People who say such things show that they are looking for a country of their own. If they had been thinking of the country they had left, they would have had opportunity to return. Instead, they were longing for a better country--a heavenly one. Therefore God is not ashamed to be called their God, for he has prepared a city for them. Hebrews 11.14-16
Here, in America, we have many who identify themselves with a dual name, such as Italian-American or African-American. For many of these people (though certainly not all of them) this dual name signifies that, even though they live here in the USA and enjoy the many liberties this nation affords, their heart is still with “The Old Country.”
I can understand such divided loyalties about one’s homeland. I guess I’m a hillbilly-Iowan: I live here in Iowa and I enjoy the culture impressed on this area by the Dutch folk who settled here long ago. But, I admit, that if I could have my way, I would probably move all of us back to the hills of West Virginia and we would worship God there.
But this divided loyalty is sometimes found among religious people and usually with disastrous result. There are many, I fear, who have tagged the adjective “Calvinistic” to their particular religious persuasion, but if push comes to shove, their primary loyalty lies with the noun, not the adjective: Many Calvinistic-Baptists will worship with free-will Baptists before they worship with Calvinistic Non-Baptists. Calvinistic-Fundamentalists will align with free-will fundamentalists if a choice must be made. In other words, when a choice becomes necessary, it is often the “Calvinistic” loyalty that is abandoned.
I find this shocking, but not surprising. To many, those doctrines nick-named “Calvinism” are simply a particular flavor of the gospel: the adjective, not the noun. They are only the spice, not the food; and many feel they can have the food without the spice.
I, as much as anyone else, resent the fact that the truth of God has been tagged with the name of a man (Calvin). But bowing to that reality, I say that Calvinism is not the spice of the gospel, but is the very doctrinal foundation of God’s gospel. To deny any of those precious truths is not merely to have a poorly-spiced gospel, it is to have something else altogether: a non-gospel.
Those who profess a divided-ethnicity can do so until war breaks out between the nations of their divided loyalty. Then they must choose. A man’s true loyalty is proven by the nation he aligns with in time of war. So it is in spiritual natters: the side with which one aligns when times are hard, or when spiritual warfare breaks out – that is what a man truly believes.
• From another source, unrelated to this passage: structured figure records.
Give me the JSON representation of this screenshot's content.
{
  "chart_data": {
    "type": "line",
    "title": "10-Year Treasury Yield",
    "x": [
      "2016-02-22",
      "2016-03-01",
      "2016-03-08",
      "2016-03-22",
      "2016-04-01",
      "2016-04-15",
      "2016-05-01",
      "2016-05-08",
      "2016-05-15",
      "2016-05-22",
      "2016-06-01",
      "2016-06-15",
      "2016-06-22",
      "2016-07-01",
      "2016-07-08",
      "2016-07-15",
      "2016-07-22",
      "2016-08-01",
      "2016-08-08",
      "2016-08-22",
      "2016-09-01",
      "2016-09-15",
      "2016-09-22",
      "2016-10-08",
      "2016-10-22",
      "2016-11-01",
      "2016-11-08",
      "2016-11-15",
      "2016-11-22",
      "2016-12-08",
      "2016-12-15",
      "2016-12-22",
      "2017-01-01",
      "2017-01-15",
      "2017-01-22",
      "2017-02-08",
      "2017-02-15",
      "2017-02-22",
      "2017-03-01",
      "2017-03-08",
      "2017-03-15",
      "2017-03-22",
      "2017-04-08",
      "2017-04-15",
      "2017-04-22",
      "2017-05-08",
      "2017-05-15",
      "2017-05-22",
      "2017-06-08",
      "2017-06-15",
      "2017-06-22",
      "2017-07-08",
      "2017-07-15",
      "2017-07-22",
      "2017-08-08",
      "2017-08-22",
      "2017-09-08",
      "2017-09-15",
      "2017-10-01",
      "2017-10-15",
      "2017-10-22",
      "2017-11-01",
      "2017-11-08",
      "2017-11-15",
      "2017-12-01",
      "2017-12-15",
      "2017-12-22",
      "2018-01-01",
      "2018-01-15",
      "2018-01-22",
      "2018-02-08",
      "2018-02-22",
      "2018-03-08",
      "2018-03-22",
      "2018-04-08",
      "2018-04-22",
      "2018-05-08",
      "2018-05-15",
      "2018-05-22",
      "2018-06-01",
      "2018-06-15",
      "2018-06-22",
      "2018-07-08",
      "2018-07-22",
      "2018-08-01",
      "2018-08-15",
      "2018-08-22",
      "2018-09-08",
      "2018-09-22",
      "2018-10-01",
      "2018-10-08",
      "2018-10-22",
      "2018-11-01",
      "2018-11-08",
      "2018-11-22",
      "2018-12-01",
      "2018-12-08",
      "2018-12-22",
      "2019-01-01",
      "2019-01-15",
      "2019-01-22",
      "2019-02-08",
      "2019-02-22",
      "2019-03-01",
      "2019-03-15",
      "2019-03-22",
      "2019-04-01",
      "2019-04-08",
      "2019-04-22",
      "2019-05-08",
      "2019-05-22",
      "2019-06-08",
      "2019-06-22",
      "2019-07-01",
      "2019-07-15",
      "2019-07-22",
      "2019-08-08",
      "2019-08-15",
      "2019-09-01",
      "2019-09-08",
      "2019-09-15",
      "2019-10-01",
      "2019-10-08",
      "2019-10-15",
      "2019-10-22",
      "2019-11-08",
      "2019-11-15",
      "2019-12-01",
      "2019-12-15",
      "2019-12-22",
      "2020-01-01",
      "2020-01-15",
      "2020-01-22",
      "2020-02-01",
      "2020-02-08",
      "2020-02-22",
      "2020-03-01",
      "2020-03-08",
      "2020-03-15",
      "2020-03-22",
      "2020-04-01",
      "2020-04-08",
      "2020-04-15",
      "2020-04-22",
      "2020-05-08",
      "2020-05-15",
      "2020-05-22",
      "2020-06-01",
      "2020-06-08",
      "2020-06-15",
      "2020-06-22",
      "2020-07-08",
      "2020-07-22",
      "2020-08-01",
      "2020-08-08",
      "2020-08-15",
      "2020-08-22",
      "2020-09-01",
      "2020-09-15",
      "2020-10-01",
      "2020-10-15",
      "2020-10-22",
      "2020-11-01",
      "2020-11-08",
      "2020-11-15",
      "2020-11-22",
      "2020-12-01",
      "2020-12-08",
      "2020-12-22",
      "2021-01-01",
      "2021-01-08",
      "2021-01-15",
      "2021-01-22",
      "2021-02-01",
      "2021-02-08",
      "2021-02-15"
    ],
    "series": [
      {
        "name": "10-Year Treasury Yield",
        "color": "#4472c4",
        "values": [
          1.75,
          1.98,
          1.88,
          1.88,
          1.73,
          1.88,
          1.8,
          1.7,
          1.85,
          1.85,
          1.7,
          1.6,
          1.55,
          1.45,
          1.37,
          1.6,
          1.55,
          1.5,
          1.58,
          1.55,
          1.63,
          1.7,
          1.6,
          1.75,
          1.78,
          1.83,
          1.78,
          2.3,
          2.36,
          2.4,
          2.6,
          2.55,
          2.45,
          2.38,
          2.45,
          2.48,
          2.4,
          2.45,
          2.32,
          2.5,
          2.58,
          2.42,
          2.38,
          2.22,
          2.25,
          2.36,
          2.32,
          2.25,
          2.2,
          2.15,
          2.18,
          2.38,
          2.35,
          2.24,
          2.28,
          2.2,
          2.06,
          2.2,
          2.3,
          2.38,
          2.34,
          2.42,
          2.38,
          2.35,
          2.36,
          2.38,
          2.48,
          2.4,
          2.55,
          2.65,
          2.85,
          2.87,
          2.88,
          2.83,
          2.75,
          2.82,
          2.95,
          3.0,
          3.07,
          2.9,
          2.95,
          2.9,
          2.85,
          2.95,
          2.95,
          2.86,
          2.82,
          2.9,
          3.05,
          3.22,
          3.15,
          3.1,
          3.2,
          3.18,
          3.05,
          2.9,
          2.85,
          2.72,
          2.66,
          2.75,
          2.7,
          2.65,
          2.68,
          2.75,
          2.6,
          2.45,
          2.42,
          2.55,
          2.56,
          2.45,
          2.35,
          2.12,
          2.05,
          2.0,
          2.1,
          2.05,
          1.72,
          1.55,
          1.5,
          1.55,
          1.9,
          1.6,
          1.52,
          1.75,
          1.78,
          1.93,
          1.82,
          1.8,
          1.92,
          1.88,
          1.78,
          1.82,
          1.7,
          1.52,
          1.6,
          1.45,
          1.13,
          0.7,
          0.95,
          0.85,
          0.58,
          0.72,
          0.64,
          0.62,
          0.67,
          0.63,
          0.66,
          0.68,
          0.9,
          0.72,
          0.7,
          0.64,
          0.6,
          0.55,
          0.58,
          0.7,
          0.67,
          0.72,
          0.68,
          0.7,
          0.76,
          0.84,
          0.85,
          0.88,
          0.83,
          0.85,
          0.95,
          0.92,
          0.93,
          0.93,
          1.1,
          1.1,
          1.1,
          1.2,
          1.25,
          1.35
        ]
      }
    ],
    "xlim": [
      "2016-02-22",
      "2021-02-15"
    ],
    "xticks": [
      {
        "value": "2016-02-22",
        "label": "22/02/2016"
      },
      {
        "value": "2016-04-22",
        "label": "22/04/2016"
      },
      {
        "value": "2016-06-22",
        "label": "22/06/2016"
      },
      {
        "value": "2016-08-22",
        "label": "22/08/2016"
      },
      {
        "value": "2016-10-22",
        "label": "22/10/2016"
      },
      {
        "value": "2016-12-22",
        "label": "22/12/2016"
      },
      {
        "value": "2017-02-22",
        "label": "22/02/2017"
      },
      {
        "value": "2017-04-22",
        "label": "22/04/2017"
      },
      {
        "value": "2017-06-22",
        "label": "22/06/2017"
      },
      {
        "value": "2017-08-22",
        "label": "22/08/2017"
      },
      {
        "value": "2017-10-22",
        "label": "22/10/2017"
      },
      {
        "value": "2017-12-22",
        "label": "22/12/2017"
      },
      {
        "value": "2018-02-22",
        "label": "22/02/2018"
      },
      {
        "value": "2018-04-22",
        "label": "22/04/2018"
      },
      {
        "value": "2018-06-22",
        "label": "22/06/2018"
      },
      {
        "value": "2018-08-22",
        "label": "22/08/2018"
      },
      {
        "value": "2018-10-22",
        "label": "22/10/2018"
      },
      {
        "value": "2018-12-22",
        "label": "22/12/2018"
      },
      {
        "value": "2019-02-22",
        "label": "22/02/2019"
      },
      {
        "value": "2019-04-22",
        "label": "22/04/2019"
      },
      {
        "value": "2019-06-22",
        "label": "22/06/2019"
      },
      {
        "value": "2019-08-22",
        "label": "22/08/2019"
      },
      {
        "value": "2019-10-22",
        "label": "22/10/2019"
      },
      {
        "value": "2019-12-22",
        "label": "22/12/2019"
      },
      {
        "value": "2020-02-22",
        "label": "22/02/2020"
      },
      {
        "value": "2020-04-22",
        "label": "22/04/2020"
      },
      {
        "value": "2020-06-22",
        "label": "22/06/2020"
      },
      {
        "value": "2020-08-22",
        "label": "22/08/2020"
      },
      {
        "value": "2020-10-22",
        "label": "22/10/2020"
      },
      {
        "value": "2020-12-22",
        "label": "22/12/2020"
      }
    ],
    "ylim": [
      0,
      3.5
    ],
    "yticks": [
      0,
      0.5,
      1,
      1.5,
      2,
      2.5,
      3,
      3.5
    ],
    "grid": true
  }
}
Throughout the life of a professed Christian, there will be plenty of opportunities to return to whatever form of spiritual darkness he was in when God saved him. That is the essence of the testing of our faith. For those whose conversion was simply adding the adjective “Calvinist” to their form of religion, such opportunity to return to “The Old Country” will likely prove tempting enough for them to go.
But, for those whose conversion changed the noun, there is no going back. Like Abraham of old, they would rather sojourn with just a few - or even alone - than join with those who deny their God. Their loyalties are with the God of sovereign grace, and with His people they desire to live in times of peace, and along side His people they will fight in times of war.